第11章 プレッシャー
「がんばれーっ!!みんなぁーっ!!」
連日の猛暑は相変わらず。
その中で行われる記録会は、選手たちの体力を更に消耗させている。
今日は寛政大学長距離陸上部10人全員での出場。
夏の合宿の成果が試される、重要な大会だ。
私と葉菜子が声援を送る中最初にゴールに辿り着いたのは、トラックを独走状態で走り抜いたカケルくん。
すぐ後方からそれに追いついたハイジくん。
そしてムサくん、城兄弟、ユキくんに神童くん。
ここまでの7人は既に公認記録を出しているメンバーで、今日のタイムも上々。
「せんぱーいっ!!」
「キングーっ!王子ーっ!!」
「行け行けぇーっ!!」
ゴールで待ち構えるみんなが応援の音量を上げた。
先輩もキングくんも、合宿前に比べて格段にタイムを縮めている。
もちろん、王子くんも。
以前は集団の最後尾から更に遅れをとり、一人引き離された状態で走っていたけれど、今日は違う。
一人じゃない。

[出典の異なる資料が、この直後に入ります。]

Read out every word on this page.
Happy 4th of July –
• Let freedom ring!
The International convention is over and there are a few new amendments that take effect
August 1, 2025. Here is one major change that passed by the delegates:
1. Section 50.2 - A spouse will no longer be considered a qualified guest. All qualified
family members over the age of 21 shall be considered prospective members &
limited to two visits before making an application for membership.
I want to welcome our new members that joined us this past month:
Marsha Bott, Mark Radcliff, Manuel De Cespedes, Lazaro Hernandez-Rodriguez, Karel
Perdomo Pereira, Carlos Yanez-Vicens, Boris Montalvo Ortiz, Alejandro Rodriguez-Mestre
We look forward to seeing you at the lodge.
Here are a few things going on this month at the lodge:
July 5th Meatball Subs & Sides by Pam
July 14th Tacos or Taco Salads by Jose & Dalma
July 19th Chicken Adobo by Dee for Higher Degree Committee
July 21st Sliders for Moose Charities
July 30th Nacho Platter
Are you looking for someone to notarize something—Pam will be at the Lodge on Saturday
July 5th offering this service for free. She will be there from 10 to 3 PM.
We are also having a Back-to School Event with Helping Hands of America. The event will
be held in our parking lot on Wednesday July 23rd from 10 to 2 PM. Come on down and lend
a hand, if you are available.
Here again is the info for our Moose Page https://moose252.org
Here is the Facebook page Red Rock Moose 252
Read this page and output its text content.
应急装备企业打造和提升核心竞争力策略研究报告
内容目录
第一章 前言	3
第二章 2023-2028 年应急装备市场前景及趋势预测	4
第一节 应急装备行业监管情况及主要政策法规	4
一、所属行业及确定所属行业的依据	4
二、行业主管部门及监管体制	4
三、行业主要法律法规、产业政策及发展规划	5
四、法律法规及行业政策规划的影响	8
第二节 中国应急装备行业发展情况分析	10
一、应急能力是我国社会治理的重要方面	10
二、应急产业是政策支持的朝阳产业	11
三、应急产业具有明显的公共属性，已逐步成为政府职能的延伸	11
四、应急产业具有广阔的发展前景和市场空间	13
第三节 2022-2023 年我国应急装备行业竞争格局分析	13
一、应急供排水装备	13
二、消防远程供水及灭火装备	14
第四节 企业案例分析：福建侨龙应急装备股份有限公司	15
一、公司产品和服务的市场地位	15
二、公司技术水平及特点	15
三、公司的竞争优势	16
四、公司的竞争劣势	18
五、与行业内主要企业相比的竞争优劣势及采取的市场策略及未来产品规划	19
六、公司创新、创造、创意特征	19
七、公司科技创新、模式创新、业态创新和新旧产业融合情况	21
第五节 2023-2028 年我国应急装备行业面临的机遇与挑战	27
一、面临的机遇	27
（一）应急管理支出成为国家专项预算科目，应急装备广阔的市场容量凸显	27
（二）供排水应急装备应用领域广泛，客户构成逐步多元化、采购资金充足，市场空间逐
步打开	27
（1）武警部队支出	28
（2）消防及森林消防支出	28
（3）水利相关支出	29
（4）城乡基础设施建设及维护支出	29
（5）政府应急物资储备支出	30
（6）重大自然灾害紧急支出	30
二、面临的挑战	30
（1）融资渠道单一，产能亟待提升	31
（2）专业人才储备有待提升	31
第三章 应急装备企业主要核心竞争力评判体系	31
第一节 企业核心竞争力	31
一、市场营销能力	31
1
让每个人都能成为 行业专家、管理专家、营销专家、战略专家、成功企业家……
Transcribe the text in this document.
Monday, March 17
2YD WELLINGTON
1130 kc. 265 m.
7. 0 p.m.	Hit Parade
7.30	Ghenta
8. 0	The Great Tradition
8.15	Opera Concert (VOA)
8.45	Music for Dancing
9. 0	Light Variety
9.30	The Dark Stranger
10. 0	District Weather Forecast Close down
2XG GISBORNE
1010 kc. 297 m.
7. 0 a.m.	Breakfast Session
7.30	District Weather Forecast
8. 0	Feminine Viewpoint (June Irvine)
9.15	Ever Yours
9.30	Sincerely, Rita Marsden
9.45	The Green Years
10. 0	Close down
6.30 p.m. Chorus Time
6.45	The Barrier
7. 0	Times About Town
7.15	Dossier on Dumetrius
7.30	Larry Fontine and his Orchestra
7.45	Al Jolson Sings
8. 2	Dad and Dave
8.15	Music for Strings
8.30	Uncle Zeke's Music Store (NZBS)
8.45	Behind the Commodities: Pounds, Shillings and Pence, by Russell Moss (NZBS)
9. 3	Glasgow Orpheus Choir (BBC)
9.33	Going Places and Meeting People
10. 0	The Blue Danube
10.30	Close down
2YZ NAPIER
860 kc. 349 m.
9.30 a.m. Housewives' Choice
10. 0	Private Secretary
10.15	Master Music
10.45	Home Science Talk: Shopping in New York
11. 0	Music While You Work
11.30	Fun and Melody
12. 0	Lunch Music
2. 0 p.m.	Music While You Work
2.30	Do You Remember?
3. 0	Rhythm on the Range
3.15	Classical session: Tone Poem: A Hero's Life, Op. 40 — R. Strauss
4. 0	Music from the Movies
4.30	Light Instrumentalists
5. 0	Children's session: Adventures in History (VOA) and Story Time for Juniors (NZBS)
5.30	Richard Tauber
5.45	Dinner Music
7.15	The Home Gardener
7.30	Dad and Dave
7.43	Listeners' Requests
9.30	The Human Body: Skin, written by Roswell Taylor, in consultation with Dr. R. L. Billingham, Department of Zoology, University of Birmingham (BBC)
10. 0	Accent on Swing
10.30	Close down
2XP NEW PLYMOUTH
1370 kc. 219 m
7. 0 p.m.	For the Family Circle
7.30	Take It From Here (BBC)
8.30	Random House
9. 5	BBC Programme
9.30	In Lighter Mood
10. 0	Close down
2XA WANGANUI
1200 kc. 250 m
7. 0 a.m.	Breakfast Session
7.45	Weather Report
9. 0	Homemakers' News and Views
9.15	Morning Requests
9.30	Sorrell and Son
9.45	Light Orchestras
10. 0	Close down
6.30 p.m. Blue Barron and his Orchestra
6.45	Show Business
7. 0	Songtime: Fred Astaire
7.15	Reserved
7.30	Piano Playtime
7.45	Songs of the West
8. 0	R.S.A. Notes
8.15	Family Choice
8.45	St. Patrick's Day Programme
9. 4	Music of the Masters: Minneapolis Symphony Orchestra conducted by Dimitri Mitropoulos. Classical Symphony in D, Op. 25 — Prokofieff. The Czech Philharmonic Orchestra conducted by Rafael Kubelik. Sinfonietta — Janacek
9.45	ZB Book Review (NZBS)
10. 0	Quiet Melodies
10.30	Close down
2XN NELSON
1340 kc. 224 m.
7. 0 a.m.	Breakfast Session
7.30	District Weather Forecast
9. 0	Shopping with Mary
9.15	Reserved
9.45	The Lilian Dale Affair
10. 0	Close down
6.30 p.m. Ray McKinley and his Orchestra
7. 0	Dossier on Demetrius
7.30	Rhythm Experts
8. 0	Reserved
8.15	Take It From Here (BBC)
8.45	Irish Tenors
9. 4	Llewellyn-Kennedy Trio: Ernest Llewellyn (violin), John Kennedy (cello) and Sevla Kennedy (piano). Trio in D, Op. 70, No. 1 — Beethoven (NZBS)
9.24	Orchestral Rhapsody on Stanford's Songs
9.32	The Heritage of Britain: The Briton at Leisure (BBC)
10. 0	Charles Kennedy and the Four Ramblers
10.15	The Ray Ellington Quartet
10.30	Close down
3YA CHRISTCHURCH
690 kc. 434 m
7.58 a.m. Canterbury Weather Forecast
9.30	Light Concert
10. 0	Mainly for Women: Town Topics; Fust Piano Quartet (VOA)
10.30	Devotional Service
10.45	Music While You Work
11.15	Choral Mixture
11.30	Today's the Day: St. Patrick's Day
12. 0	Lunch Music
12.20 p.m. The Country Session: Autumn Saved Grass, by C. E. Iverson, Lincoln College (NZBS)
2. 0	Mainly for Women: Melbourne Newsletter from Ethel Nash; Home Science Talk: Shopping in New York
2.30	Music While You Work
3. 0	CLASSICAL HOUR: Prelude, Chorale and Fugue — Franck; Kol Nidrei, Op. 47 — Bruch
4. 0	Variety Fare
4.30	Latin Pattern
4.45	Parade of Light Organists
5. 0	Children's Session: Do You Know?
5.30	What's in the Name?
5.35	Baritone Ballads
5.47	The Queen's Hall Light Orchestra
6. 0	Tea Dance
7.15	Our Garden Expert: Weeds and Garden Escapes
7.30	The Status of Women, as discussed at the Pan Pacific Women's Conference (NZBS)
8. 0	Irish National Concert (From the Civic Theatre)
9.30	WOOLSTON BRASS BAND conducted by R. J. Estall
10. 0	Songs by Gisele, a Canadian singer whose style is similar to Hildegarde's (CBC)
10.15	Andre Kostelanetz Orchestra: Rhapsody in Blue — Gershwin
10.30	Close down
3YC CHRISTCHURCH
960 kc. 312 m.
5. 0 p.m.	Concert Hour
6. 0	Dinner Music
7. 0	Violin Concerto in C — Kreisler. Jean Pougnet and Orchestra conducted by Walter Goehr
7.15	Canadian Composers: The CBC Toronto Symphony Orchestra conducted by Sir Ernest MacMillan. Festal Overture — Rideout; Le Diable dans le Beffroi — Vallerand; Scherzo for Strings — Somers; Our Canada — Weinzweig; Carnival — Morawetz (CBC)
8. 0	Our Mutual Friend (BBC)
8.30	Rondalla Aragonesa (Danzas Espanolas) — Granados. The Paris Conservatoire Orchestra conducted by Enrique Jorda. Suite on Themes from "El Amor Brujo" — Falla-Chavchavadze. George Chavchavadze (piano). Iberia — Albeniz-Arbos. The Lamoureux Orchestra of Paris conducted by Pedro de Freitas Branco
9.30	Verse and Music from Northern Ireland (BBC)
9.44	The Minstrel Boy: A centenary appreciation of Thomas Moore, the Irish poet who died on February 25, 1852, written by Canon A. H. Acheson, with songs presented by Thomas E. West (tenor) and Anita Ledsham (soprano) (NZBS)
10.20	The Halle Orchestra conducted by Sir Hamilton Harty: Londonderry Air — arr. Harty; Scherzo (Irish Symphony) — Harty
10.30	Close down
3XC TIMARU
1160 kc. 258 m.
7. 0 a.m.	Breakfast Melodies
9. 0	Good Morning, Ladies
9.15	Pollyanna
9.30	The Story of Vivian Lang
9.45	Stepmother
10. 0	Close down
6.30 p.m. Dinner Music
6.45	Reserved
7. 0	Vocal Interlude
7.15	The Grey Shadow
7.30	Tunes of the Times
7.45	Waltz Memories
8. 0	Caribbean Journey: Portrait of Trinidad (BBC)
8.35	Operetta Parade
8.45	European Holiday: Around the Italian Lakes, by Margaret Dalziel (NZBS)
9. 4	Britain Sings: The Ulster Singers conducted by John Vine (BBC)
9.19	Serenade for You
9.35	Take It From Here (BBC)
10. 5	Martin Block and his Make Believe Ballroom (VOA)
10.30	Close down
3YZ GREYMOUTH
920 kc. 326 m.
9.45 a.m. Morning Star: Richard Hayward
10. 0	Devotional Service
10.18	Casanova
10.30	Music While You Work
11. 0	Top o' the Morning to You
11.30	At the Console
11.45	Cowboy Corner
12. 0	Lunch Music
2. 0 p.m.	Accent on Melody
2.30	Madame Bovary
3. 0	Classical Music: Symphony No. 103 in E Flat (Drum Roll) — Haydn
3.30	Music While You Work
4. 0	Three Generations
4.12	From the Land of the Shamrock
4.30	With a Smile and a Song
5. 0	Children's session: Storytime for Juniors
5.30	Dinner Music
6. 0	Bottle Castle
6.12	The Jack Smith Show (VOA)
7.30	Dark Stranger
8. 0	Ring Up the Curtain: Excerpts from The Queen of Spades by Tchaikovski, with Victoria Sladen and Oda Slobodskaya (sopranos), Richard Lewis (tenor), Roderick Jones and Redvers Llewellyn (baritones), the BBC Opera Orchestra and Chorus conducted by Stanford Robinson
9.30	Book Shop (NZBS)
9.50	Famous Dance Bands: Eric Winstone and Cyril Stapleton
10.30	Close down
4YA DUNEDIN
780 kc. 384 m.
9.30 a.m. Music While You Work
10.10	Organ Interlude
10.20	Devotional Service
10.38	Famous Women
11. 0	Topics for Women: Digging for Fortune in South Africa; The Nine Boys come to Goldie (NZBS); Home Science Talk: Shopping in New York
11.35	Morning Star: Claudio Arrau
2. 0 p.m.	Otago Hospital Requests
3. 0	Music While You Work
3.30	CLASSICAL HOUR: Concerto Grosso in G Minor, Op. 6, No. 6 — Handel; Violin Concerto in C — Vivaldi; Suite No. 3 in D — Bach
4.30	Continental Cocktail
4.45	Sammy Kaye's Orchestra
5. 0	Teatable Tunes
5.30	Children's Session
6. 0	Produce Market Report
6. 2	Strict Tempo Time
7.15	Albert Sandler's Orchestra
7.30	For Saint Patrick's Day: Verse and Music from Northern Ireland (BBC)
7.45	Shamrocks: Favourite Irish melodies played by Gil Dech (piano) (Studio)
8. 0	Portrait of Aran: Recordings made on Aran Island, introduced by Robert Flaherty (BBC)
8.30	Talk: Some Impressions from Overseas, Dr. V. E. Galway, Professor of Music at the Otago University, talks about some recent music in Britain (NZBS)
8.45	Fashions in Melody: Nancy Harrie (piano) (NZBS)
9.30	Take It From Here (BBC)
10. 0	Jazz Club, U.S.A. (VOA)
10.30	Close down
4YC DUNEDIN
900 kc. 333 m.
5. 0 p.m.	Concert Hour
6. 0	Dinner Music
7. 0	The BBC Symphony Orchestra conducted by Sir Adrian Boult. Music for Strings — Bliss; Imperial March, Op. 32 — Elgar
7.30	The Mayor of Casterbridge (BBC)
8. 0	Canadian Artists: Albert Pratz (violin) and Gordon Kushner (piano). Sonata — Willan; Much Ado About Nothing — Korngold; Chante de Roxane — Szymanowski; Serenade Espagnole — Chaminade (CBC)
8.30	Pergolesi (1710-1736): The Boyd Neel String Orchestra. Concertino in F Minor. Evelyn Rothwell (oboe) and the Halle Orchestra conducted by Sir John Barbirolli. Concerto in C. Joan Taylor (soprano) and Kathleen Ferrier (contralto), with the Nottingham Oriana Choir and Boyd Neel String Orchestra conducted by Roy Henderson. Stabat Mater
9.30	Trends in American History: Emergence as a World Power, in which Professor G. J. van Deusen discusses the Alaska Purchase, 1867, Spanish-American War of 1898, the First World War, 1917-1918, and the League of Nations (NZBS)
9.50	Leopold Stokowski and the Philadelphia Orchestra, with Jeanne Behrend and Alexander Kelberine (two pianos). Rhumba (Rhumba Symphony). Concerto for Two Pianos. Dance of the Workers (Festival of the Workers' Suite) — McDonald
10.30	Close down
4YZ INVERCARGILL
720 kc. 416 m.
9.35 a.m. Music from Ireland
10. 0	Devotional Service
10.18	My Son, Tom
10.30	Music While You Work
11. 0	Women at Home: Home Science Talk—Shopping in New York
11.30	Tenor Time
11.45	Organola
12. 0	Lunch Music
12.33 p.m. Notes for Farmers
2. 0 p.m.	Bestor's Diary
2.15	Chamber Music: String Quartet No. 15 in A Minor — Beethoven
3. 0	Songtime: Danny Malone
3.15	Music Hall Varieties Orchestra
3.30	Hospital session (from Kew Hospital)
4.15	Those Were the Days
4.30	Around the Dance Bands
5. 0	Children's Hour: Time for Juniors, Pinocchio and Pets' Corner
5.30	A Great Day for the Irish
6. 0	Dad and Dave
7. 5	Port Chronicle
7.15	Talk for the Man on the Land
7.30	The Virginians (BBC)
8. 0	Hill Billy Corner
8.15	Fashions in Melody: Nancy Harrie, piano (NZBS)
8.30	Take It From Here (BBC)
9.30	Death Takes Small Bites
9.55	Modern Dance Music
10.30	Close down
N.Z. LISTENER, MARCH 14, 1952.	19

ちゃんと集団に付いて走っている。
ハイジくんの練習メニューの厳しさから、「地獄の白樺湖」とまで名付けられた夏合宿。
そのトレーニングの甲斐あって、公認記録である16分30秒目前でゴールしたのは…
「きゃーっ!お姉ちゃん!!」
「やったぁ!せんぱーいっ!キングくーんっ!!」
私と葉菜子はその瞬間、抱き合って喜びを分かち合う。
先輩とキングくんが遂に公認記録を達成したのだ。
アオタケチームが二人に駆け寄り、歓喜に湧く。
ひとしきり激励の言葉が飛び交ったあとは、最後の一人に向かって声を上げる。
「王子ーっ!!頑張れーっ!!」
「行っけ〜っ!!」
既に公認記録のタイムは過ぎてしまっているものの、この調子で走れば間違いなく王子くんの自己記録は更新できそうだ。
「王子くん!!あと少し!!ファイットー!!」
最後の力を振り絞ってゴールした王子くん。
タイムは自己ベストを叩き出した。
ハイジくんに賞賛の言葉でも掛けられているのか、小さく頷く姿が見える。
しかしその表情は、疲労とは別の険しさも含んでいるように感じられた。
箱根駅伝の予選会は、10人全員が公認記録を持っていなければ出場することができない。
つまり、厳しい言い方をしてしまうと…
王子くんが公認記録を出せなければ、その時点で寛政大学の箱根への道は閉ざされる。